En el mundo actual —marcado por la inestabilidad política, la debilidad institucional y una creciente desconfianza social— los modelos tradicionales de liderazgo empresarial están siendo profundamente cuestionados. Además, en países emergentes como el Perú, donde las instituciones públicas a menudo carecen de legitimidad y los ciudadanos viven en medio de la incertidumbre, las empresas se han convertido en uno de los pocos actores sociales capaces de generar orden, oportunidades y esperanza. Sin embargo, muchas de ellas siguen operando con modelos de liderazgo desfasados, centrados en la lógica de la conquista: expansión agresiva, dominio de mercados y búsqueda de influencia a cualquier costo. En este contexto, los directores de empresa y miembros del directorio están llamados a replantear el fundamento mismo de su liderazgo. El cambio clave es pasar de conquistar a cuidar, empezando por quien está al centro de todo negocio: el cliente.

Durante décadas, el lenguaje y la estrategia empresarial han estado dominados por metáforas de guerra: se habla de “capturar” cuota de mercado, “vencer” a los competidores y “conquistar” nuevos territorios. El cliente se trata como un objetivo, no como una persona. Pero la lógica de la conquista instrumentaliza las relaciones, reduce a las personas a números y mide el éxito solo en términos de ganancia inmediata. Aunque puede producir buenos resultados financieros en el corto plazo, también ha dejado una estela de desconfianza, desconexión interna y pérdida de sentido.

Cuidar, en cambio, no es señal de debilidad, sino de una inteligencia estratégica superior. Cuidar implica atención, responsabilidad y orientación al largo plazo. Genera confianza; y la confianza construye lealtad: el verdadero fundamento de un valor sostenible. Una empresa que realmente cuida comienza por hacerse preguntas esenciales: ¿Qué necesita profundamente mi cliente? ¿Qué temores tiene? ¿Qué busca lograr? Así, el negocio deja de ser una operación de posicionamiento para convertirse en una respuesta significativa a las aspiraciones humanas.

Desde esta perspectiva, el cliente deja de ser un número o una métrica de éxito. Es una persona con miedos, valores, necesidades y deseos. Verlo así transforma toda la lógica organizacional. Una marca deja de ser un instrumento de manipulación para convertirse en una plataforma de confianza. Los productos dejan de ser simples objetos de consumo para convertirse en soluciones reales. La comunicación deja de ser ruido para convertirse en relación. La empresa deja de extraer valor y comienza a generarlo en comunidad con quienes sirve.

Este cambio de mentalidad debe comenzar desde la Alta Dirección. Los Directorios y los CEOs no son solo responsables financieros; son quienes marcan el ritmo moral y cultural de la organización. Deben liderar esta transformación revisando a fondo el propósito de la empresa: ¿Nuestra misión mejora la vida de las personas o simplemente incrementa nuestra expansión?

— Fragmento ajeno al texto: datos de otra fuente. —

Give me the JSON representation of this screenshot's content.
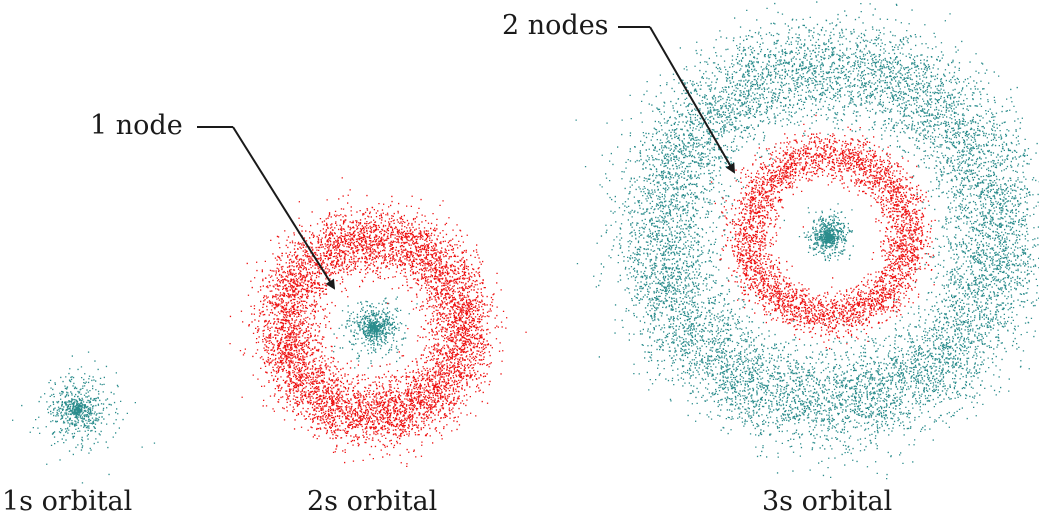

Las métricas también deben realinearse: la eficiencia sigue siendo importante, pero debe combinarse con indicadores de confianza, satisfacción y fidelidad a largo plazo. Y la cultura debe reflejar estos valores. ¿Premiamos a quienes construyen relaciones duraderas o a quienes maximizan resultados a costa de las personas? ¿Fomentamos el diálogo con nuestros grupos de interés o solo reportamos nuestras acciones a los accionistas? El modo como cuidemos dentro de la empresa —entre líderes y colaboradores, a los proveedores y  entre los equipos— es el que dará forma a la manera como cuidaremos al cliente. Una cultura del cuidado debe estar presente desde la sala de directorio hasta el trato cotidiano en primera línea.

A los clientes del mañana no se les conquistará por campañas llamativas ni por precios agresivos. Entregarán su lealtad a aquellas empresas que los escuchen, los comprendan y actúen en coherencia con su bienestar. El futuro pertenece a quienes saben cuidar: con profundidad, con estrategia y con coherencia. En un tiempo donde la confianza es el capital más valioso, las empresas que sepan cuidar no solo sobrevivirán: serán las que lideren.

El verdadero liderazgo no se mide por cuánto territorio se conquista, sino por cuántas vidas se cuidan y se transforman. En cada cliente hay una persona; y en cada producto, una oportunidad de servir. Los líderes que serán recordados son aquellos que supieron cuidar.